03 ~高貴side~
「よし、帰るか…」
高貴は鞄をとって立ち上がり、教室からいつもの通り、一人で立ち去ろうとした。
が、その時だれかに呼び止められた。誰かが俺に話しかけてくるなんて、珍しいな…。
「なぁあんたさ、いつも一人なのか?」
なんだこいつ…?
唐突に失礼ともとれる質問を投げ掛けてきたこいつは、クラスでも浮いた存在である榊隆也だった。
何でこいつが俺に話しかけてくるんだ?
「何か用ですか?」
不審に思いながらも、俺は猫をかぶってそれに対応する。
「お前ってさぁ友達いないだろ?」
「……何なんですか、いきなり?」
友達がいないだと?それはお前の話だろう。と言い返すと後々面倒そうなので、それは口には出さなかった。
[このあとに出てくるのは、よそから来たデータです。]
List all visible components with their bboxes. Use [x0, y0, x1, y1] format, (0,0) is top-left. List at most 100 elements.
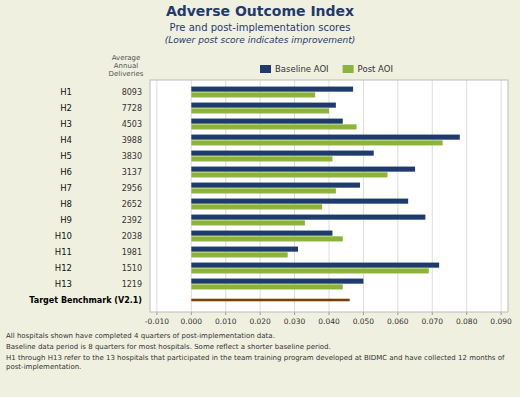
column-header-line: Average [112, 54, 141, 62]
footer: All hospitals shown have completed 4 qua… [6, 332, 275, 340]
bar [191, 215, 425, 220]
grid-line [156, 80, 157, 312]
grid-line [432, 80, 433, 312]
category-label: H2 [60, 103, 72, 113]
x-tick-label: 0.030 [284, 317, 306, 326]
grid-line [294, 80, 295, 312]
legend-swatch [343, 65, 354, 73]
chart: Adverse Outcome Index Pre and post-implem… [0, 0, 520, 397]
x-tick-label: 0.080 [456, 317, 478, 326]
category-label: H5 [60, 151, 72, 161]
footer-line: H1 through H13 refer to the 13 hospitals… [6, 354, 505, 362]
grid-line [363, 80, 364, 312]
bar [191, 252, 287, 257]
category-label: H13 [55, 279, 72, 289]
category-label: H1 [60, 87, 72, 97]
x-tick-label: 0.040 [318, 317, 340, 326]
bar [191, 151, 373, 156]
bar [191, 188, 336, 193]
bars [191, 87, 460, 302]
deliveries-label: 8093 [122, 88, 142, 97]
subtitle-note: (Lower post score indicates improvement) [165, 35, 356, 45]
bar [191, 87, 353, 92]
deliveries-label: 2652 [122, 200, 142, 209]
category-label: H3 [60, 119, 72, 129]
category-label: H12 [55, 263, 72, 273]
category-label: H9 [60, 215, 72, 225]
bar [191, 268, 429, 273]
bar [191, 167, 415, 172]
footer-line: Baseline data period is 8 quarters for m… [6, 343, 331, 351]
x-tick-label: 0.010 [215, 317, 237, 326]
deliveries-label: 3830 [122, 152, 142, 161]
bar [191, 124, 356, 129]
x-tick-label: 0.000 [181, 317, 203, 326]
category-label: H6 [60, 167, 72, 177]
bar [191, 135, 460, 140]
category-label: H11 [55, 247, 72, 257]
category-label: Target Benchmark (V2.1) [29, 296, 142, 305]
x-tick-label: 0.060 [387, 317, 409, 326]
bar [191, 92, 315, 97]
bar [191, 263, 439, 268]
deliveries-label: 4503 [122, 120, 142, 129]
benchmark-bar [191, 299, 349, 302]
bar [191, 204, 322, 209]
legend-label: Baseline AOI [275, 64, 329, 74]
subtitle: Pre and post-implementation scores [170, 22, 351, 33]
bar [191, 172, 387, 177]
legend-label: Post AOI [358, 64, 393, 74]
grid-line [225, 80, 226, 312]
bar [191, 108, 329, 113]
deliveries-label: 1510 [122, 264, 142, 273]
footer: Baseline data period is 8 quarters for m… [6, 343, 331, 351]
column-header: AverageAnnualDeliveries [109, 54, 144, 78]
deliveries-label: 2038 [122, 232, 142, 241]
bar [191, 119, 342, 124]
bar [191, 156, 332, 161]
legend-swatch [260, 65, 271, 73]
grid-line [191, 80, 192, 312]
bar [191, 140, 442, 145]
x-tick-label: 0.070 [422, 317, 444, 326]
bar [191, 247, 298, 252]
x-tick-label: 0.050 [353, 317, 375, 326]
grid-line [260, 80, 261, 312]
grid-line [397, 80, 398, 312]
footer-line: All hospitals shown have completed 4 qua… [6, 332, 275, 340]
bar [191, 284, 342, 289]
grid [157, 80, 501, 312]
bar [191, 279, 363, 284]
x-tick-label: 0.020 [249, 317, 271, 326]
deliveries-label: 1219 [122, 280, 142, 289]
title: Adverse Outcome Index [166, 3, 354, 19]
deliveries-label: 7728 [122, 104, 142, 113]
x-tick-label: 0.090 [490, 317, 512, 326]
category-label: H4 [60, 135, 72, 145]
deliveries-label: 1981 [122, 248, 142, 257]
bar [191, 199, 408, 204]
category-label: H10 [55, 231, 72, 241]
bar [191, 103, 336, 108]
bar [191, 231, 332, 236]
footer: H1 through H13 refer to the 13 hospitals… [6, 354, 505, 371]
legend: Baseline AOI Post AOI [260, 64, 393, 74]
plot-background [150, 80, 508, 312]
footer-line: post-implementation. [6, 363, 81, 371]
column-header-line: Deliveries [109, 70, 144, 78]
grid-line [329, 80, 330, 312]
deliveries-label: 3988 [122, 136, 142, 145]
deliveries-label: 2392 [122, 216, 142, 225]
bar [191, 183, 360, 188]
category-label: H7 [60, 183, 72, 193]
background [0, 0, 520, 397]
bar [191, 236, 342, 241]
grid-line [501, 80, 502, 312]
plot-frame [150, 80, 508, 312]
grid-line [466, 80, 467, 312]
deliveries-label: 3137 [122, 168, 142, 177]
bar [191, 220, 305, 225]
deliveries-label: 2956 [122, 184, 142, 193]
x-tick-label: -0.010 [145, 317, 169, 326]
category-label: H8 [60, 199, 72, 209]
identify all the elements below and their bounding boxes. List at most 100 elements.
「いや、だって見てる限り誰かと話してる風もないしさ…ちょっと、気になって…」
「見張ってたんですか?趣味が悪いですよ?」
「バッ、しゅみじゃねぇよ!」
はぁ。
ため息がこぼれて、再び疑問が脳裏をよぎる。
何でこいつ、俺に話しかけてきたんだ…?嫌みを言うためになんの接点も持たない自分に話しかける動機があるとは思えない。
「で、本当に何か用ですか?ないなら僕はお先に失礼します」
「いや待てよ、あのさ…その~何て言うかだな…」
「考えがまとまっていないのなら、明日改めて話してくれると助かるんですけど…」
口ごもる隆也を一瞥して、ドアの方に視線を向ける。
「あ、わりぃ。用事でもあるのか?」
「えぇ」
「じゃ、また明日にするゎ。忙しいのに引き留めてごめんな~。じゃあな!」
そう言って隆也は去って行った。
用事があるというのは本当だ。
今日だって、家庭教師が来る。あの家庭教師は課題を出すから面倒なんだ…。
家に帰る、という学校にいる時とは違う憂鬱感に高貴は再びため息をつく。
そして、今日も一人で、学校を去った。